Stuttgart 21: Eröffnung verzögert sich bis 2031 – Kosten explodieren auf 14,5 Milliarden
Moritz PetersStuttgart 21: Eröffnung verzögert sich bis 2031 – Kosten explodieren auf 14,5 Milliarden
Die Eröffnung des neuen unterirdischen Bahnhofs von Stuttgart 21 verzögert sich bis 2031. Ursprünglich hatte die Deutsche Bahn das Projekt für 2026 geplant. Die Verschiebung erfolgt vor dem Hintergrund explodierender Kosten, die mittlerweile auf 14,5 Milliarden Euro angestiegen sind – mehr als das Dreifache der ursprünglichen Schätzung von 4,5 Milliarden Euro.

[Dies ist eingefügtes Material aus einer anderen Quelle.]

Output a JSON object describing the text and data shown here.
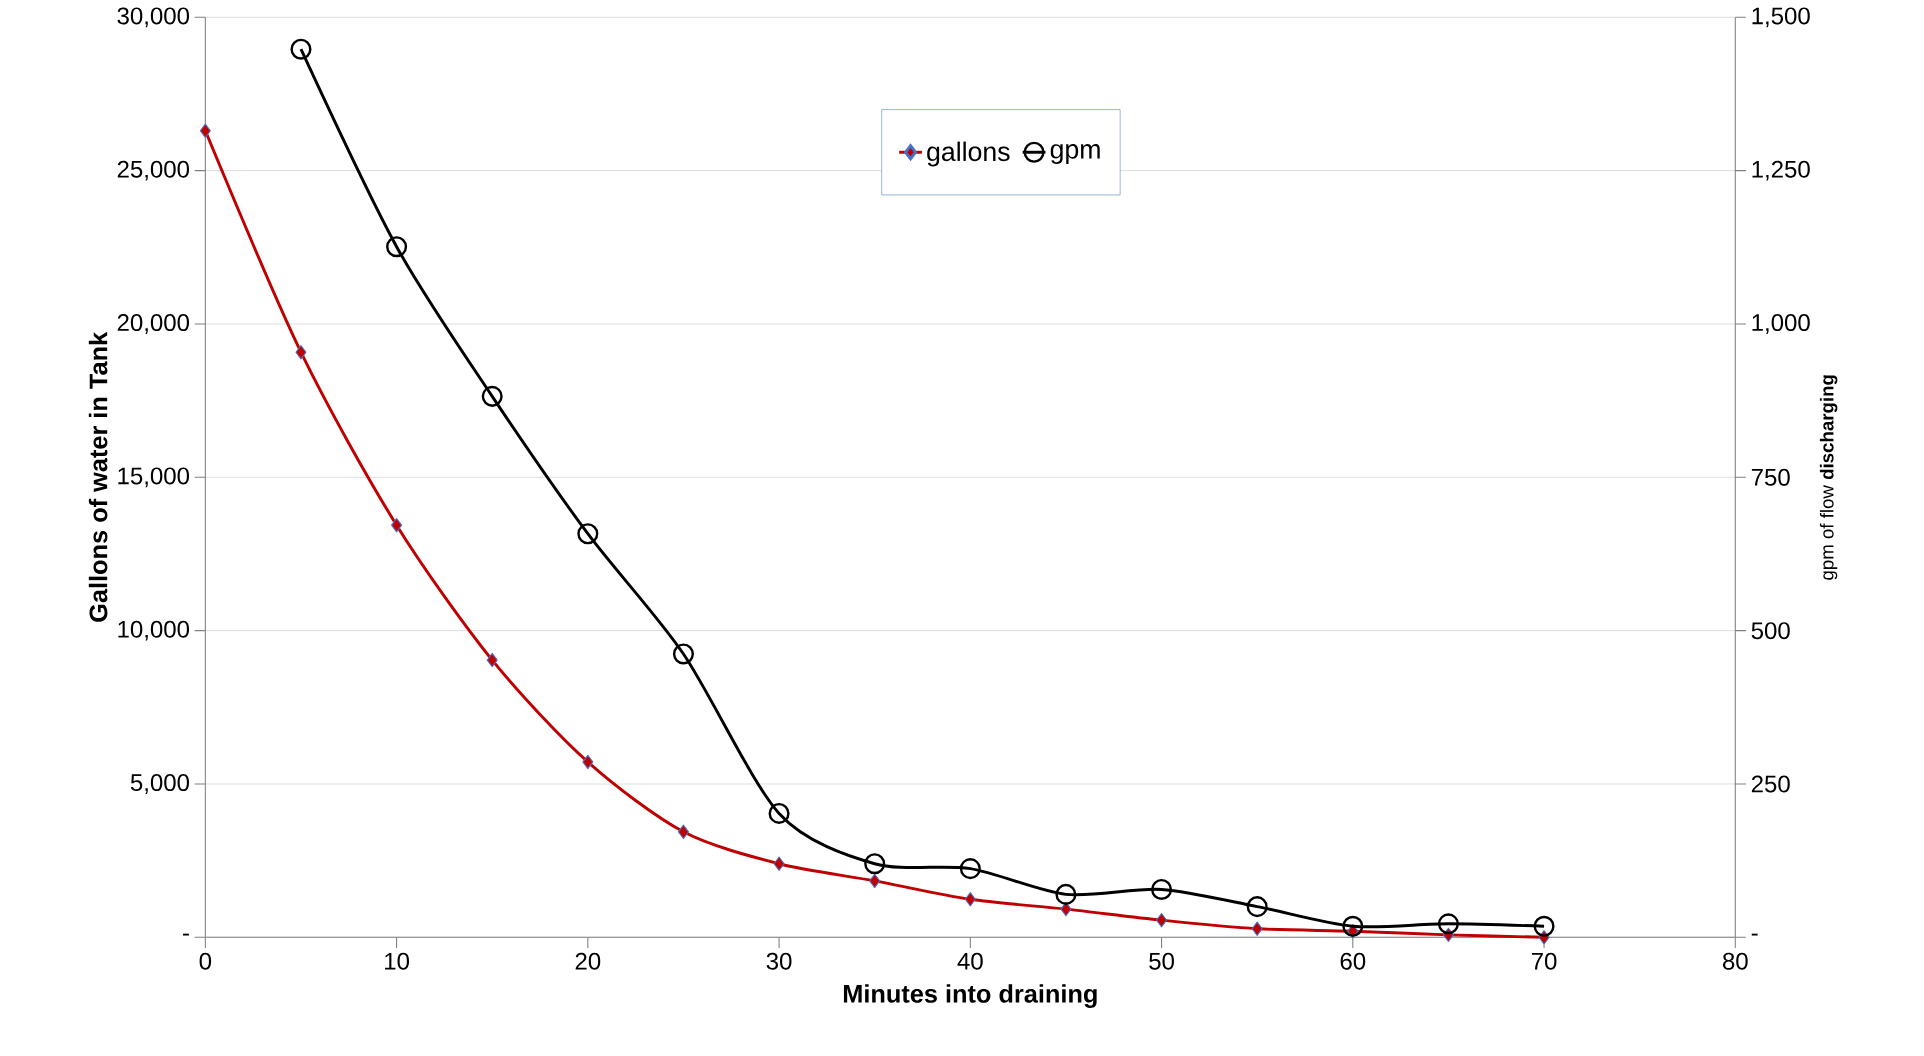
{
  "chart_data": {
    "type": "line",
    "xlabel": "Minutes into draining",
    "ylabel": "Gallons of water in Tank",
    "y2label": "gpm of flow **discharging**",
    "x": [
      0,
      5,
      10,
      15,
      20,
      25,
      30,
      35,
      40,
      45,
      50,
      55,
      60,
      65,
      70
    ],
    "series": [
      {
        "name": "gallons",
        "color": "#c00000",
        "marker": "diamond",
        "values": [
          26300,
          19080,
          13440,
          9040,
          5720,
          3440,
          2400,
          1840,
          1240,
          920,
          560,
          280,
          200,
          80,
          0
        ]
      },
      {
        "name": "gpm",
        "color": "#000000",
        "marker": "circle",
        "axis": "y2",
        "x": [
          5,
          10,
          15,
          20,
          25,
          30,
          35,
          40,
          45,
          50,
          55,
          60,
          65,
          70
        ],
        "values": [
          1448,
          1126,
          882,
          658,
          462,
          202,
          120,
          112,
          70,
          78,
          50,
          18,
          22,
          18
        ]
      }
    ],
    "xlim": [
      0,
      80
    ],
    "xticks": [
      0,
      10,
      20,
      30,
      40,
      50,
      60,
      70,
      80
    ],
    "ylim": [
      0,
      30000
    ],
    "yticks": [
      {
        "value": 0,
        "label": "-"
      },
      {
        "value": 5000,
        "label": "5,000"
      },
      {
        "value": 10000,
        "label": "10,000"
      },
      {
        "value": 15000,
        "label": "15,000"
      },
      {
        "value": 20000,
        "label": "20,000"
      },
      {
        "value": 25000,
        "label": "25,000"
      },
      {
        "value": 30000,
        "label": "30,000"
      }
    ],
    "y2lim": [
      0,
      1500
    ],
    "y2ticks": [
      {
        "value": 0,
        "label": "-"
      },
      {
        "value": 250,
        "label": "250"
      },
      {
        "value": 500,
        "label": "500"
      },
      {
        "value": 750,
        "label": "750"
      },
      {
        "value": 1000,
        "label": "1,000"
      },
      {
        "value": 1250,
        "label": "1,250"
      },
      {
        "value": 1500,
        "label": "1,500"
      }
    ],
    "grid": "y",
    "legend": "top"
  }
}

Mit den Bauarbeiten für Stuttgart 21 wurde 2010 begonnen. Ziel des Vorhabens ist der Ersatz des alten Kopfbahnhofs durch einen modernen unterirdischen Bahnhof als zentrales Element. Noch im selben Jahr kam es zu gewaltsamen Auseinandersetzungen zwischen der Polizei und Demonstranten, die sich gegen den Abriss des historischen Bahnhofs wandten. Dabei wurden über 100 Menschen verletzt.
Die Grünen, die das Projekt von Anfang an kritisiert hatten, gewannen nach der Landtagswahl 2011 als zweitstärkste Kraft erheblichen Einfluss. Seither verweisen Gegner auf gravierende Planungsmängel, darunter unzureichende Brandschutzvorkehrungen und weitverbreitete technische Probleme.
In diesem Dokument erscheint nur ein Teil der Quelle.